Rambus executives stopped short of confirming that they believe the entire industry owes them royalties but noted that the company's patents cover the basic technology used in most high-speed memory. Rambus said it has already had talks with some memory-chip companies and plans to review the positions of others that might be infringing on their patents.

"These patents are for fundamental aspects of high-speed memory interfaces," Rambus vice president Avo Kanadjian said in an interview. "The likelihood of (any memory company) having incorporated (the patented) features is high."

Industry analysts say some companies are likely to fight the move, with leading U.S. memory chipmaker Micron Technology among those most likely to resist paying Rambus for DDR and SDRAM. A Micron representative was not immediately available for comment.

The Hitachi and Toshiba deals make for an uphill battle for anyone that tries to fight in court, Edelstone said.

In the semiconductor industry, chipmakers typically end up signing cross-licensing deals in which they share their patented technology with rivals to gain access to their competitors' protected techniques. Because Rambus doesn't actually make chips, it has no need to license most other technologies and can therefore go after one-way deals such as those inked with Hitachi and Toshiba.

Edelstone predicted that several more companies will announce similar deals during the next three to four months.

Kanadjian said the company still hopes that licensing for non-RDRAM products becomes a smaller share of the company's business by 2002, a time when Rambus hopes its technology will come to dominate the market. The adoption of Rambus memory has been hindered by a variety of technological hurdles to making the memory cost-effective.

Both critics and proponents of Rambus' RDRAM technology say the licensing deals on non-Rambus technology probably won't change the rate at which Rambus designs are adopted.

"The things that have been showstoppers for Rambus have not gone away," said Bert McComas, founder of InQuest Market Research and a critic of the company's memory technology. While the royalties may have been irritating to memory makers, McComas said that the cost of producing the memory and difficulty yielding enough working chips have been the primary obstacles. Edelstone concurred.

"I actually never believed the Rambus royalty rate had any effect on the transition," Edelstone said, adding that he still believes the industry will transition to RDRAM because it offers the best high-speed memory.
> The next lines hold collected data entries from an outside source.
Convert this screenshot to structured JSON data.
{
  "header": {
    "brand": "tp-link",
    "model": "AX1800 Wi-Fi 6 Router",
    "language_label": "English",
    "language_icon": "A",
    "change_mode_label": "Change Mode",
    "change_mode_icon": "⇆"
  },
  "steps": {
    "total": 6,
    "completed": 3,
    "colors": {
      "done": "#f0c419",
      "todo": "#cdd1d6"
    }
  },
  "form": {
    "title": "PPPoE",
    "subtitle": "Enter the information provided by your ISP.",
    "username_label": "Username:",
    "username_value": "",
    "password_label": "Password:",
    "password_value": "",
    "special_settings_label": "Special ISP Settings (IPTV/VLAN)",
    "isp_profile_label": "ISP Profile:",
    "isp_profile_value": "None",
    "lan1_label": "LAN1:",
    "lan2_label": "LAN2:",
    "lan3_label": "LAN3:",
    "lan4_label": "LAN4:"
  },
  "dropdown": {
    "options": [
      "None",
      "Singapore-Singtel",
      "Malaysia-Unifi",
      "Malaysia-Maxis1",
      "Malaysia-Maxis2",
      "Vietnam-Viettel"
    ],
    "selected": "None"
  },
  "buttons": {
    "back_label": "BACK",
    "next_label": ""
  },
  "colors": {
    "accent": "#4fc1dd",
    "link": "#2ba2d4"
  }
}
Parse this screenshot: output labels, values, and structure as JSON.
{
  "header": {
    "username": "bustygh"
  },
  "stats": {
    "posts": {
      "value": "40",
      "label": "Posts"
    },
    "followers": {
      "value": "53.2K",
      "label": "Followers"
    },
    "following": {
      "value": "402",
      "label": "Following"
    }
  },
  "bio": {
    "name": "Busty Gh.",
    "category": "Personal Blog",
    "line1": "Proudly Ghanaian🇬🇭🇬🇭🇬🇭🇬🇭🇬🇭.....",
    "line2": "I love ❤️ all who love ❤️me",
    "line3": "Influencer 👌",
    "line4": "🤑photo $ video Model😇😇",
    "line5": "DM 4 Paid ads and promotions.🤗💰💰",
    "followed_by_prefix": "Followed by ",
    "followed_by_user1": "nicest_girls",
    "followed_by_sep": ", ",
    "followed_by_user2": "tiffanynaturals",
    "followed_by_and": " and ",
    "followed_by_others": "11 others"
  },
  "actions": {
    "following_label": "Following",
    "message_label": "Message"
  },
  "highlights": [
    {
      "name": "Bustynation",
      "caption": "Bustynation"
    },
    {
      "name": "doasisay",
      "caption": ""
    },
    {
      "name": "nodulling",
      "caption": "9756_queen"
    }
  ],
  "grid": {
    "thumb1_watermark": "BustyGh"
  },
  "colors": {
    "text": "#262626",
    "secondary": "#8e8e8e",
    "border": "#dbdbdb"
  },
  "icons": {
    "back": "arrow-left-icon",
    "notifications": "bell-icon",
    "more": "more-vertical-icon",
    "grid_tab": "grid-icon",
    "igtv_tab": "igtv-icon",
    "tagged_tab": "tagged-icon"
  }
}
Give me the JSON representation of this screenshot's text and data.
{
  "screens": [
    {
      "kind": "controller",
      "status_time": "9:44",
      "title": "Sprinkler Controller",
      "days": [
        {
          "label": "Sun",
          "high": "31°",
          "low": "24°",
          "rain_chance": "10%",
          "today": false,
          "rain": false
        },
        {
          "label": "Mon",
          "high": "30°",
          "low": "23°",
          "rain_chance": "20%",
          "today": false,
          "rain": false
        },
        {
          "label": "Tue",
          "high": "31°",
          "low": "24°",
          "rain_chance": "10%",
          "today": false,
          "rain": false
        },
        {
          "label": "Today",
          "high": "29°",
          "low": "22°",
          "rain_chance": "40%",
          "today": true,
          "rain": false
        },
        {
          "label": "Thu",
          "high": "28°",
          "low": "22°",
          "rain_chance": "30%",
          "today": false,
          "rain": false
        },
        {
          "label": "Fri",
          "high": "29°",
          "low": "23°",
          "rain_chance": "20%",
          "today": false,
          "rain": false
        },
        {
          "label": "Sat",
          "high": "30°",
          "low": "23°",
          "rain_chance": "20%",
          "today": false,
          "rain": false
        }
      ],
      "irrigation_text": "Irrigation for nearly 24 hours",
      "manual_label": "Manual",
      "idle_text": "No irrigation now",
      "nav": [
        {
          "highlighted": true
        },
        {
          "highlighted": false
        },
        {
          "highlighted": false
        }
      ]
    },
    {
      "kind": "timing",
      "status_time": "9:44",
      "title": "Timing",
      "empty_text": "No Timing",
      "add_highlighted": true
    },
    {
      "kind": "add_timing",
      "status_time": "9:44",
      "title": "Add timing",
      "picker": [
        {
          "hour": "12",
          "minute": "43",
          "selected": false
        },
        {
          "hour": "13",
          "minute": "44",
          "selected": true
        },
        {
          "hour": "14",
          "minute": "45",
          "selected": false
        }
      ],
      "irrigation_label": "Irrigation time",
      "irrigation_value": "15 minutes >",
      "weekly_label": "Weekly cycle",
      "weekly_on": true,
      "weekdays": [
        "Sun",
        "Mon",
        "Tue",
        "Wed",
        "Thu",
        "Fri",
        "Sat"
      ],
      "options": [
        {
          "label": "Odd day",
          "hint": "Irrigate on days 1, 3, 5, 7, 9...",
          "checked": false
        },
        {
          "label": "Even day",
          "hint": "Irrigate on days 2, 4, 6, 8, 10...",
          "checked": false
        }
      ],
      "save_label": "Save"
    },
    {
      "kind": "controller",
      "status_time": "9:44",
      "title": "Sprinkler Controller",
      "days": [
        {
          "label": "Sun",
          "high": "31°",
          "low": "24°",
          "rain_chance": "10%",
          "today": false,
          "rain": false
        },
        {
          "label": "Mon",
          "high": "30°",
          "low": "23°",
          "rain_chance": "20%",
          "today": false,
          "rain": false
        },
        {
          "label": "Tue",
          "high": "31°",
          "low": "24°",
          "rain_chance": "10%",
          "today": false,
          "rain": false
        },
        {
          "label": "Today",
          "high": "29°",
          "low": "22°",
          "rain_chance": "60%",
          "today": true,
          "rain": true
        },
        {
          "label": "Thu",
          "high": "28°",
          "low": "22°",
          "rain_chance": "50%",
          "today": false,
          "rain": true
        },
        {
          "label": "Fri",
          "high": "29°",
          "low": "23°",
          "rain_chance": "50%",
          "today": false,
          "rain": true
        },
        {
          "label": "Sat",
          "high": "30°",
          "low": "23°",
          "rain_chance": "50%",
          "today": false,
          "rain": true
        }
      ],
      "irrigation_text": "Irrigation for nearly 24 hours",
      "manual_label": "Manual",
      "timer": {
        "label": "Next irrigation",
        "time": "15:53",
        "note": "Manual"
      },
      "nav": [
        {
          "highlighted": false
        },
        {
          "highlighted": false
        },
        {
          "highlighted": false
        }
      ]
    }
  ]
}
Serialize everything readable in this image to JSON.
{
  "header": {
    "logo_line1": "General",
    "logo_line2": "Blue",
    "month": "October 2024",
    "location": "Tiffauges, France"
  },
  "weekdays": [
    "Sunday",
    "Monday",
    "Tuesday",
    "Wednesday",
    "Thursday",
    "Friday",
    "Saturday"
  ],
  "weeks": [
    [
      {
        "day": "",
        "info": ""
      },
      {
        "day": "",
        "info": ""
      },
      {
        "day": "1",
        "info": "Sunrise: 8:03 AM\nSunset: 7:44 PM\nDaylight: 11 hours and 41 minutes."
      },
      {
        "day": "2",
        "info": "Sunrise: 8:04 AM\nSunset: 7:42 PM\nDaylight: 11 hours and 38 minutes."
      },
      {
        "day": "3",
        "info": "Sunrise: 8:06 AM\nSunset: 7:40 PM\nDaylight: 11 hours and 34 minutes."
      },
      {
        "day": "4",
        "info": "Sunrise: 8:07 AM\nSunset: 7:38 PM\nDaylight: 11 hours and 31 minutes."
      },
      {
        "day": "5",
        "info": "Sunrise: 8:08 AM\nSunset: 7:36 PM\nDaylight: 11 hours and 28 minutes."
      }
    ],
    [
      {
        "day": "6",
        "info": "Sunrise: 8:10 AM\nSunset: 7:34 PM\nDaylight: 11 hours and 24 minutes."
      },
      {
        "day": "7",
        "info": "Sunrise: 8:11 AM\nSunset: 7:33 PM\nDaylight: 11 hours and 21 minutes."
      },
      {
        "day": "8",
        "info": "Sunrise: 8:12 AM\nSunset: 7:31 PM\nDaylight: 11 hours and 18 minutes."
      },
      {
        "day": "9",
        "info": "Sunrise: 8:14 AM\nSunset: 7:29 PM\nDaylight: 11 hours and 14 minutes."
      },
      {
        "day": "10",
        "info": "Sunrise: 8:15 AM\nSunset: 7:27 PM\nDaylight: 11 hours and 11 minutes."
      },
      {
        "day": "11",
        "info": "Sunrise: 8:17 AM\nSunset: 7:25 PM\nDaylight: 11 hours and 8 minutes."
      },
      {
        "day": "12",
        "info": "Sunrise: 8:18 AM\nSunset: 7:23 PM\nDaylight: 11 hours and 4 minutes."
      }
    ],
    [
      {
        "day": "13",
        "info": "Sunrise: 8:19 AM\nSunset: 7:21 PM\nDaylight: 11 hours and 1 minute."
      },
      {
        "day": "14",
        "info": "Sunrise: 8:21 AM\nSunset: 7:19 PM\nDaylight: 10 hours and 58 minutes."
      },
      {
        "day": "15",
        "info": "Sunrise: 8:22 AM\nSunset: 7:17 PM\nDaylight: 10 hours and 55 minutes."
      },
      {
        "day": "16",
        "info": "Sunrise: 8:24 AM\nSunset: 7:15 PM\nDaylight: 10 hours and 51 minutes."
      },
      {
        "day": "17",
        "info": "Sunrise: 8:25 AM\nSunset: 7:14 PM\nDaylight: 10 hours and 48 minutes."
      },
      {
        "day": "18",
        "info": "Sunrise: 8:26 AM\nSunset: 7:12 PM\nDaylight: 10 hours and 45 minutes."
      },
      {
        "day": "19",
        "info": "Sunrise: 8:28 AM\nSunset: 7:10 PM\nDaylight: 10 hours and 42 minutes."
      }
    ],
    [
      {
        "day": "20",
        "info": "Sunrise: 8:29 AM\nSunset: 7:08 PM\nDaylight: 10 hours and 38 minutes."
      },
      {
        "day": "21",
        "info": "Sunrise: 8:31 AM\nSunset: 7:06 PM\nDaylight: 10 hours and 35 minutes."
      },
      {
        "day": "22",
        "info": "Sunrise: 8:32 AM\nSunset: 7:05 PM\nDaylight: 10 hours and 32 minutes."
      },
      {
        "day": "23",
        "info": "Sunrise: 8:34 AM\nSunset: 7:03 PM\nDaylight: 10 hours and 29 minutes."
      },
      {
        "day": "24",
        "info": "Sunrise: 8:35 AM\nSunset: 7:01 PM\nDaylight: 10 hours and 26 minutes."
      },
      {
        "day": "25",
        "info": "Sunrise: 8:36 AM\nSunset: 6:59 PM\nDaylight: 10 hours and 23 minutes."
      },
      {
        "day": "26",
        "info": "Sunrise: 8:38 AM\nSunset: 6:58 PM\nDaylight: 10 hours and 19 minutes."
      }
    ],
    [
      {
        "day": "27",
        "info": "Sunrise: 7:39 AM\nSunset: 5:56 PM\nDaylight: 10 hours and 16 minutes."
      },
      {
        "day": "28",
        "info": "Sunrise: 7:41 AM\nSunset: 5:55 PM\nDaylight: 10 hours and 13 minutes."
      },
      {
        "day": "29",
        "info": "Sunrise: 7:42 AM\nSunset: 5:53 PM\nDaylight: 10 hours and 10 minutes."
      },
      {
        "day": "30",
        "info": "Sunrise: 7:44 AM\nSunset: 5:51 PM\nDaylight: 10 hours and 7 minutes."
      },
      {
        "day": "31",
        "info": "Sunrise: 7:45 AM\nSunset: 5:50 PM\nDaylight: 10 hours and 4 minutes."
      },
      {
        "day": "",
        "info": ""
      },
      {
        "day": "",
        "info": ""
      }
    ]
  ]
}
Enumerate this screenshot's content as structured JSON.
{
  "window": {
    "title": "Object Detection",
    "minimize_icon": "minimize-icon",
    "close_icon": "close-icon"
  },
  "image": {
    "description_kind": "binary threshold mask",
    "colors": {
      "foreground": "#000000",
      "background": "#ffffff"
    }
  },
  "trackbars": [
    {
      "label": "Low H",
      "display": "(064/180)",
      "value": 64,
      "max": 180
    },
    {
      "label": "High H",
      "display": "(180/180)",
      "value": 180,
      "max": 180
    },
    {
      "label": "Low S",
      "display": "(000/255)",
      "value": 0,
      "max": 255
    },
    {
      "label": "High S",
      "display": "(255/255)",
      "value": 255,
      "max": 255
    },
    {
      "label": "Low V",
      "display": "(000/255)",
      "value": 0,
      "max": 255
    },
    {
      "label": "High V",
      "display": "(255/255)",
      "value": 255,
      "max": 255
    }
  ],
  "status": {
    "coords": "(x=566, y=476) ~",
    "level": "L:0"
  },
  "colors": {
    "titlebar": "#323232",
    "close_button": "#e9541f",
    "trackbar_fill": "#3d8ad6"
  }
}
The licensing deals could slow the rate of investors who are betting against Rambus by selling the stock short. With the stock's rapid run-up there have been many willing to play the risky game of short-selling, gambling that Rambus-based memory won't take hold in the marketplace.

However, there may be fewer people willing to bet that the company can't wring license fees for standard memory.

"The story has changed," Edelstone said. "Whereas there has always been a good degree of risk associated with the transition to Rambus-based memory, that's now a moot point. It's hard for me to believe anyone in their right mind would be short on the stock."